What else does this craving, and this helplessness, proclaim but that there was once in
man a true happiness, of which all that now remains is the empty print and trace? This he
tries in vain to fill with everything around him, seeking in things that are not there the
help he cannot find in those that are, though none can help, since this infinite abyss can
be filled only with an infinite and immutable object; in other words by God himself.
..." (Full quote/article is linked in the show notes.)
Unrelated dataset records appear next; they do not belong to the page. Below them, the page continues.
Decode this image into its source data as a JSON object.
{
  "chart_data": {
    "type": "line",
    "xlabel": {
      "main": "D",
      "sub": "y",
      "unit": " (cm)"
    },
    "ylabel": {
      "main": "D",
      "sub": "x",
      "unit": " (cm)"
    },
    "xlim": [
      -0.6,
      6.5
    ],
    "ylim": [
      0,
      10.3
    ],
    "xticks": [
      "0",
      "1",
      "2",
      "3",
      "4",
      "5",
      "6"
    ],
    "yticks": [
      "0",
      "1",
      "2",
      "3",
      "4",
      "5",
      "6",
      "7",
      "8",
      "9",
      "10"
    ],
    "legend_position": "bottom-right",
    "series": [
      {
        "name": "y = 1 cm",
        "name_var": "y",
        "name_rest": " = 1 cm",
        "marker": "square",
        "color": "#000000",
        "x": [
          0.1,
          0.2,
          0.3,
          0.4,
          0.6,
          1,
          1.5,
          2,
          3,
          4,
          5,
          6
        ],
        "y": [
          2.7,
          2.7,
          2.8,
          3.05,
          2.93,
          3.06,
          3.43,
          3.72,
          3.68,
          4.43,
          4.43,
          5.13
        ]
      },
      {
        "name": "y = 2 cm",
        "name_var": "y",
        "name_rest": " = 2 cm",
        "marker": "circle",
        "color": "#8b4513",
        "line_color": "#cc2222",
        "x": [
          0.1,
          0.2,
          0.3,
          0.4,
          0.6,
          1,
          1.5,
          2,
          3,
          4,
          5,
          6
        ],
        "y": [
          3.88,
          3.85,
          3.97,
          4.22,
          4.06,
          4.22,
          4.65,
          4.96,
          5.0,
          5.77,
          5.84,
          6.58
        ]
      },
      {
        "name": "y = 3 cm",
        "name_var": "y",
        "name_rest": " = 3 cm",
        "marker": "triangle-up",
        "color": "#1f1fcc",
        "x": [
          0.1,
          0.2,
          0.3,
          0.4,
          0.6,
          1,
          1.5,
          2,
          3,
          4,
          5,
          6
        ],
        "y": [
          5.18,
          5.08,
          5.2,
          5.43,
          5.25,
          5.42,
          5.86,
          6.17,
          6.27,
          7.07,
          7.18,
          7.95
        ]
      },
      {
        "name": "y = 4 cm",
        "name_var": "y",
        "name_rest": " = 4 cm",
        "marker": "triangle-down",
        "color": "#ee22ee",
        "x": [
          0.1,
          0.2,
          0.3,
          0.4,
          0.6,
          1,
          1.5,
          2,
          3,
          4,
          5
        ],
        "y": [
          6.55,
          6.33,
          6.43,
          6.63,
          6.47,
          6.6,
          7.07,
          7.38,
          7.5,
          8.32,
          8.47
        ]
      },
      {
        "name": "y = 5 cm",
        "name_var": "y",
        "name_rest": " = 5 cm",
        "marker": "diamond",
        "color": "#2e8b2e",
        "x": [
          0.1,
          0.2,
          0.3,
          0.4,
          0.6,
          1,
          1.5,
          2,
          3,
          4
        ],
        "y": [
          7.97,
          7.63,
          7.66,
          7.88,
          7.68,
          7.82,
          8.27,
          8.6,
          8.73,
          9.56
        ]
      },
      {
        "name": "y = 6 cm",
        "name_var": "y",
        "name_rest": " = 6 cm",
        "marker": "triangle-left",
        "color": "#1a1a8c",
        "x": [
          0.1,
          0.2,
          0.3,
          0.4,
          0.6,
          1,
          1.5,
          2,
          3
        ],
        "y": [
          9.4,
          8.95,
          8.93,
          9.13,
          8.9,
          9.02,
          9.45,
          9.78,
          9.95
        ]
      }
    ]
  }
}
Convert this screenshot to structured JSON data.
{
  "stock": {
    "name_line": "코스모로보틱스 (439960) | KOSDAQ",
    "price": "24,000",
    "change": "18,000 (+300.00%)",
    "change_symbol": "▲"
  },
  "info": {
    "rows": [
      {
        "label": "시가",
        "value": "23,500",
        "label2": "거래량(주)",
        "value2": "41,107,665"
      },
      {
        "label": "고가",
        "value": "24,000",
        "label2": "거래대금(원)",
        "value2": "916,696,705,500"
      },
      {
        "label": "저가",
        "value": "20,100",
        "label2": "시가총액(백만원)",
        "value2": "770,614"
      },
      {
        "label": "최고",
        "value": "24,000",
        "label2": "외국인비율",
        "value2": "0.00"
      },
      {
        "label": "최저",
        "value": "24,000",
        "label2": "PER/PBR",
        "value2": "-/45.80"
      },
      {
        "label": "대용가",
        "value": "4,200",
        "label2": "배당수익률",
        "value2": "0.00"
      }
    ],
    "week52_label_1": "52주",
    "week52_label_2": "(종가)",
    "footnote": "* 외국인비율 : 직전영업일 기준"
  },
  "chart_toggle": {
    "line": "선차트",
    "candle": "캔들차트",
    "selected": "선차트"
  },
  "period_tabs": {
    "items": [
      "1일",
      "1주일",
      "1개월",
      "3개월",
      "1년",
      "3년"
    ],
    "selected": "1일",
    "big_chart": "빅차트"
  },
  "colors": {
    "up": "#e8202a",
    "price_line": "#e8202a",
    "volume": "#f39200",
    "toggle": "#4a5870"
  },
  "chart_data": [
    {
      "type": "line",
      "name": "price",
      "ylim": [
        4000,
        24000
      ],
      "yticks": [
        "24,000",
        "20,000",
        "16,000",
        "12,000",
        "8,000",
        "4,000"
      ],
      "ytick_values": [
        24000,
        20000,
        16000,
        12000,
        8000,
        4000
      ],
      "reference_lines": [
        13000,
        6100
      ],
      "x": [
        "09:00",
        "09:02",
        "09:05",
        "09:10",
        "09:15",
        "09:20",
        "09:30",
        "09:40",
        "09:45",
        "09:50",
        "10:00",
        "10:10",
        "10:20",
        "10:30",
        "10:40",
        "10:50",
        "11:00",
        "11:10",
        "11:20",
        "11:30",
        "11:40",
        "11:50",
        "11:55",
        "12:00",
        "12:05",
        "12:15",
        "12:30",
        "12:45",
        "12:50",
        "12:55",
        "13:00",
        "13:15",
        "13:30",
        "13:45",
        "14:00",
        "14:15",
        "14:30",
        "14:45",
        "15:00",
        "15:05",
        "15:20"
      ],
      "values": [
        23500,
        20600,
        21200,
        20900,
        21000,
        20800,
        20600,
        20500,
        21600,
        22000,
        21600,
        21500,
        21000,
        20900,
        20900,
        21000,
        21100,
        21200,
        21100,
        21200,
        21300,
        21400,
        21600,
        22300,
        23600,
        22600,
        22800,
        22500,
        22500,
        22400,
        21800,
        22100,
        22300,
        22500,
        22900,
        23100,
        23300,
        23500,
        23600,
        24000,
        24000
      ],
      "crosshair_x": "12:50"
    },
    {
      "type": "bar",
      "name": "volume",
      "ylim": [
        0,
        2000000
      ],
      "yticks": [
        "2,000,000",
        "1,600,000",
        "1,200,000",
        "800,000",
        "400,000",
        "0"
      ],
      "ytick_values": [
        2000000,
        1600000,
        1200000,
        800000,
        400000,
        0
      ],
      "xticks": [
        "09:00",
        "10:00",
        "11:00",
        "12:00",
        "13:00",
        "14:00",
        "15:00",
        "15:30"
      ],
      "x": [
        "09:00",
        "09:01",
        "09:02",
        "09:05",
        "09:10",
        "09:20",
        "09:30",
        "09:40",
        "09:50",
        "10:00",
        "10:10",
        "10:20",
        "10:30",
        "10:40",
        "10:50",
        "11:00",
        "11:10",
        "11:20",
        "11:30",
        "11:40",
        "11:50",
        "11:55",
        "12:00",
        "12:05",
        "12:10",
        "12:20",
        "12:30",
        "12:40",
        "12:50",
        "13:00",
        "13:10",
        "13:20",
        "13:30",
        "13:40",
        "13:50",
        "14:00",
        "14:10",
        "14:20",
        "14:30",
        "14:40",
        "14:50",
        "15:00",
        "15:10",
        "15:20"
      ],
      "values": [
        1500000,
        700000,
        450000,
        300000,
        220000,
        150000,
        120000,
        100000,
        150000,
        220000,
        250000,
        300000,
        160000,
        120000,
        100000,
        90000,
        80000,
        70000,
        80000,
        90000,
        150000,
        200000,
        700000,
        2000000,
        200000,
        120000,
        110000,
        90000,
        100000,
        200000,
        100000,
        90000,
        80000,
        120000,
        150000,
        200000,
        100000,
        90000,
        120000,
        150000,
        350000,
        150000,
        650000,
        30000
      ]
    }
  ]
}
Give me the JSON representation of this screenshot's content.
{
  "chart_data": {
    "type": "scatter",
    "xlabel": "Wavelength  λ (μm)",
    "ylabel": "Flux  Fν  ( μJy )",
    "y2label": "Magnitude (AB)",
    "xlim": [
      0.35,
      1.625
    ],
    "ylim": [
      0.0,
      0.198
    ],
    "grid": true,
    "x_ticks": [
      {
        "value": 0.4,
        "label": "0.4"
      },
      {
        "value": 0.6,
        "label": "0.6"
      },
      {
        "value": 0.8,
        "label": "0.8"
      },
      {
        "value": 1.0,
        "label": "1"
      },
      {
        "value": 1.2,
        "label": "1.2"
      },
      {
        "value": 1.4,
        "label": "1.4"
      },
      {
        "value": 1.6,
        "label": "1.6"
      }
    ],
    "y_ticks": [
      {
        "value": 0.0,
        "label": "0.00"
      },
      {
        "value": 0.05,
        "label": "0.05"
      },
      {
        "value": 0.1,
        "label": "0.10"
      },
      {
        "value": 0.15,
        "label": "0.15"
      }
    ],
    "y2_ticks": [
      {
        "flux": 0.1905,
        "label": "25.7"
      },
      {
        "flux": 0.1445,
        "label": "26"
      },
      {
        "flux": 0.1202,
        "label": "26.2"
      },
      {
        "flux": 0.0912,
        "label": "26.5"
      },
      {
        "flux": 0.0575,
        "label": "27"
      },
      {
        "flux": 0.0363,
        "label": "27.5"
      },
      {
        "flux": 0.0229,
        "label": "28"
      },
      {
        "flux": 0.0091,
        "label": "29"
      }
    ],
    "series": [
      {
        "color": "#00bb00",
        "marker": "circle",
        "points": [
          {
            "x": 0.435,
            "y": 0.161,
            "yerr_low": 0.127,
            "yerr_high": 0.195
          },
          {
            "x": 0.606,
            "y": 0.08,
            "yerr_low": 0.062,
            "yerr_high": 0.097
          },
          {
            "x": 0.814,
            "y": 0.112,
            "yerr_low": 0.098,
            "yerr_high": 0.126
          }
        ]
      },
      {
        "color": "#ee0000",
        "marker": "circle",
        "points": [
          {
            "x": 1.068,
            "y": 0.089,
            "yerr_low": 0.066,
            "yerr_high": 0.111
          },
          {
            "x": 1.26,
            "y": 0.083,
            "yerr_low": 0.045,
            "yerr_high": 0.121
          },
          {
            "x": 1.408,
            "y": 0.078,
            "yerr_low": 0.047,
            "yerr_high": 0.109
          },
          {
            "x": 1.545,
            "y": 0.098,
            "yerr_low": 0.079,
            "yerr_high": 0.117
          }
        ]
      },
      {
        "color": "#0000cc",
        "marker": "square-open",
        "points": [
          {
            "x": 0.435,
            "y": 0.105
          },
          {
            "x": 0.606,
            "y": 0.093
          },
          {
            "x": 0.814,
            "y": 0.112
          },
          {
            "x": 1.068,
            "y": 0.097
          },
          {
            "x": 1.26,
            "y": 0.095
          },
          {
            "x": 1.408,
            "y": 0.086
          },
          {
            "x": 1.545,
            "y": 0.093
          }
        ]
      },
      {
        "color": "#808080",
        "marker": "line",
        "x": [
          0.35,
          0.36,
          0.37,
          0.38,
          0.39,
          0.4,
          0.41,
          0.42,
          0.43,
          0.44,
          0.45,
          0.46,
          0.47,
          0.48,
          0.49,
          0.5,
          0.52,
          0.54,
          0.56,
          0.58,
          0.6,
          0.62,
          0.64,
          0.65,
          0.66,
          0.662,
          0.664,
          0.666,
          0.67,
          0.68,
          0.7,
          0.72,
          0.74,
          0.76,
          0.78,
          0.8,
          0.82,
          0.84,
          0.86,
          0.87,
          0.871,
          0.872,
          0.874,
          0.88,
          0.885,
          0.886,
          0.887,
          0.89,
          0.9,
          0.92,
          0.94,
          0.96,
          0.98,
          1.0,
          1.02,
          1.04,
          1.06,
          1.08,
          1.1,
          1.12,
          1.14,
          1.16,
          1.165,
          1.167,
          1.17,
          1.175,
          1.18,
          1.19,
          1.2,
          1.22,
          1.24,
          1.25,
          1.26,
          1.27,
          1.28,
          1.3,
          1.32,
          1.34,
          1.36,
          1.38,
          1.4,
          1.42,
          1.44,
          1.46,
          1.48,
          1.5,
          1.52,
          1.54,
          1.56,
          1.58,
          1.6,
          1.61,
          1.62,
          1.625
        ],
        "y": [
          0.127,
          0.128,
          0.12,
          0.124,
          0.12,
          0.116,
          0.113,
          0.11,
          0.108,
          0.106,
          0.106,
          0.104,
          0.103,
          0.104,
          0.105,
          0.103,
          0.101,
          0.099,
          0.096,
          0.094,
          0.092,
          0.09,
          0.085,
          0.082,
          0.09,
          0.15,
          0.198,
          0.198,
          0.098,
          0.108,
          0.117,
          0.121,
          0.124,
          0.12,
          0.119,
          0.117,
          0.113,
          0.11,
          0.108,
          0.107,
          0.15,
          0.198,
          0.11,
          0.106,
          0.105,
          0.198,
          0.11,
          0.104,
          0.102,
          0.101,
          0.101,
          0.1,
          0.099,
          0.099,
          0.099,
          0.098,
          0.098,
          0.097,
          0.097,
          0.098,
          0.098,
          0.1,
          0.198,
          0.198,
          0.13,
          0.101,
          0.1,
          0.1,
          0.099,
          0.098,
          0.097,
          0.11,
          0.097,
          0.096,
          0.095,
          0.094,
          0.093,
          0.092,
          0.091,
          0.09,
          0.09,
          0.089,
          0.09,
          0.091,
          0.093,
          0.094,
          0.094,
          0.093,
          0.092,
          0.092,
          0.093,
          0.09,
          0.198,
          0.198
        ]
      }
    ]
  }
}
We haven't changed at all since Pascal's observations in the 1600's. Four hundred years, and
still we seek happiness if places that it cannot be found.
Are you thirsty for more?
As Home Alone moves toward its ultimate happy ending, we find Kevin's mother, Kate,
overcoming impossible obstacles to get home. "This is Christmas," she says, "the season of
perpetual hope. I don't care if I have to get out on your runway and hitchhike, if it cost me
everything I own, if I have to sell my soul to the devil himself. I am going to get home to my
son."
Kevin, likewise, tells an elf, "Will you please tell Santa that instead of presents this year, I just
want my family back." All the other experiences have been found lacking. Time to return to
what's most important. He is reunited with the ones who love him. He peeks out his window to
see Mr. Marley reunited with the son that was far from him.
I hear in my head Kevin's question to the Bandits: "You guys give up? Or are you thirsty for
more?" In this season of perpetual hope, my answer is, "Yes!" I give up striving for temporary
things, for things that cannot satisfy. I am thirsty for more. With the Psalmist, I pray,
"You, God, are my God, earnestly I seek you; I thirst for you, my whole being longs for
you, in a dry and parched land where there is no water.
I have seen you in the sanctuary and beheld your power and your glory.
Because your love is better than life, my lips will glorify you.
I will praise you as long as I live, and in your name I will lift up my hands.
I will be fully satisfied as with the richest of foods; with singing lips my mouth will
praise you."
Psalm 63:1-5
Father,
It is so easy to be lulled into the frenetic activity of a world desperate for satisfaction and
looking for it in all the wrong places. Help us be mindful that You are a breath away. You are
Living Water, and the water you give becomes in us a spring welling up to eternal life.
Thank you for satisfying our souls. Thank you for becoming flesh and showing us the Way.